Failure to investigate resident-to-resident verbal abuse: Staff knew one resident was verbally aggressive, intimidating, and used sexually explicit profanity toward another resident, but no incident report or full investigation was completed. The targeted resident later reported ongoing intimidation and retaliation concerns, and psych notes documented increased anger, paranoia, delusions, and distress. Facility records did not identify the other resident involved, and staff stated they did not report the event because they did not view it as abusive.

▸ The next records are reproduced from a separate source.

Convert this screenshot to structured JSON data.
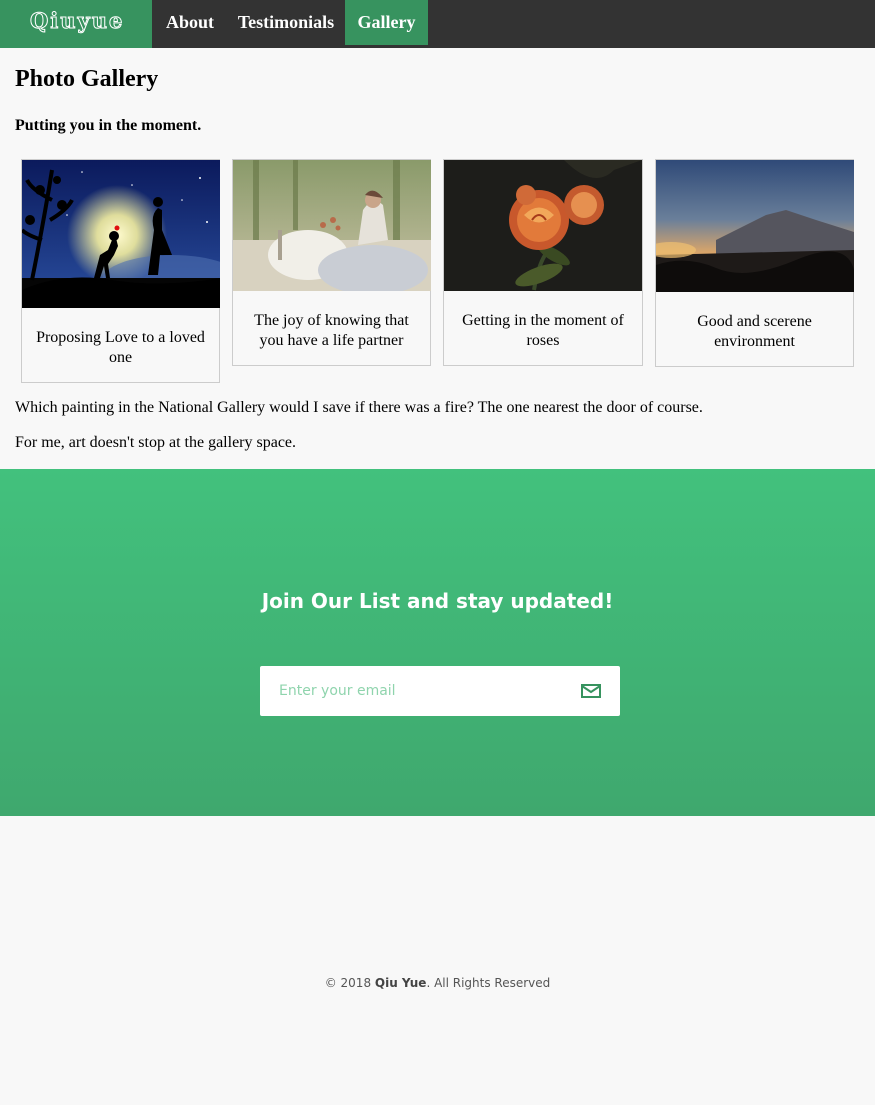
{
  "nav": {
    "logo": "Qiuyue",
    "items": [
      {
        "label": "About"
      },
      {
        "label": "Testimonials"
      },
      {
        "label": "Gallery"
      }
    ]
  },
  "main": {
    "title": "Photo Gallery",
    "subtitle": "Putting you in the moment.",
    "cards": [
      {
        "caption": "Proposing Love to a loved one",
        "image": "proposal-silhouette-night"
      },
      {
        "caption": "The joy of knowing that you have a life partner",
        "image": "bride-forest-table"
      },
      {
        "caption": "Getting in the moment of roses",
        "image": "orange-roses-dark"
      },
      {
        "caption": "Good and scerene environment",
        "image": "mountain-sunset"
      }
    ],
    "paragraphs": [
      "Which painting in the National Gallery would I save if there was a fire? The one nearest the door of course.",
      "For me, art doesn't stop at the gallery space."
    ]
  },
  "newsletter": {
    "title": "Join Our List and stay updated!",
    "email_placeholder": "Enter your email",
    "send_icon": "mail-icon"
  },
  "footer": {
    "prefix": "© 2018 ",
    "brand": "Qiu Yue",
    "suffix": ". All Rights Reserved"
  },
  "colors": {
    "nav_bg": "#333333",
    "accent": "#37935f",
    "newsletter_top": "#42c17d",
    "newsletter_bottom": "#3fa86e",
    "page_bg": "#f8f8f8"
  }
}
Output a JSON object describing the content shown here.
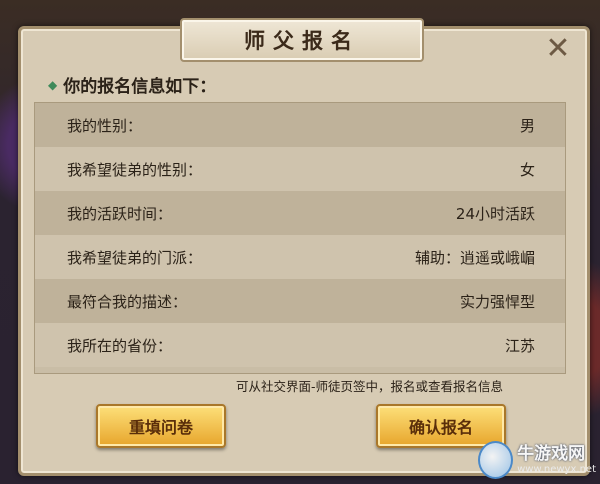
{
  "dialog": {
    "title": "师父报名",
    "close_label": "✕",
    "intro": "你的报名信息如下：",
    "rows": [
      {
        "label": "我的性别：",
        "value": "男"
      },
      {
        "label": "我希望徒弟的性别：",
        "value": "女"
      },
      {
        "label": "我的活跃时间：",
        "value": "24小时活跃"
      },
      {
        "label": "我希望徒弟的门派：",
        "value": "辅助：逍遥或峨嵋"
      },
      {
        "label": "最符合我的描述：",
        "value": "实力强悍型"
      },
      {
        "label": "我所在的省份：",
        "value": "江苏"
      }
    ],
    "hint": "可从社交界面-师徒页签中，报名或查看报名信息",
    "buttons": {
      "refill": "重填问卷",
      "confirm": "确认报名"
    }
  },
  "watermark": {
    "name": "牛游戏网",
    "url": "www.newyx.net"
  },
  "colors": {
    "panel_bg": "#d7cbb4",
    "button_gold": "#f2c14e",
    "text_dark": "#2b2218"
  }
}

A resident with epilepsy and multiple sclerosis experienced a seizure and was sent to the ED, where family members reported to hospital staff that the facility had withheld the resident’s anti-seizure medications. The former DON documented awareness of this allegation and reviewed the resident’s MARs but did not initiate a formal investigation, enter the allegation into the risk management system, or report it to the State Agency. No related grievance entry, A&I report, or state reportable event was found, and the Administrator stated she was only vaguely informed of a medication issue and was unaware it was an allegation of neglect. These omissions conflicted with the facility’s abuse prohibition policy requiring timely reporting and thorough investigation of suspected neglect.
Failure to Investigate Alleged Neglect: A resident with severe cognitive impairment, total incontinence, and dependence for care was found saturated with urine and feces after reportedly not being changed for hours. The responsible party reported the incident to nursing staff and facility leadership, but no incident report, skin assessment, or timely investigation was completed, and no report was found in the state reporting portal.
A resident with dementia and a recent cerebral infarction, who was alert and required moderate assistance, reported being inappropriately touched by staff during a shower. The allegation was relayed to the ADON, but no investigation was conducted or documented, as the reporting staff member expressed doubt about the event and requested no further questioning. The DON was unaware of the incident, and facility policy requiring prompt investigation of abuse allegations was not followed.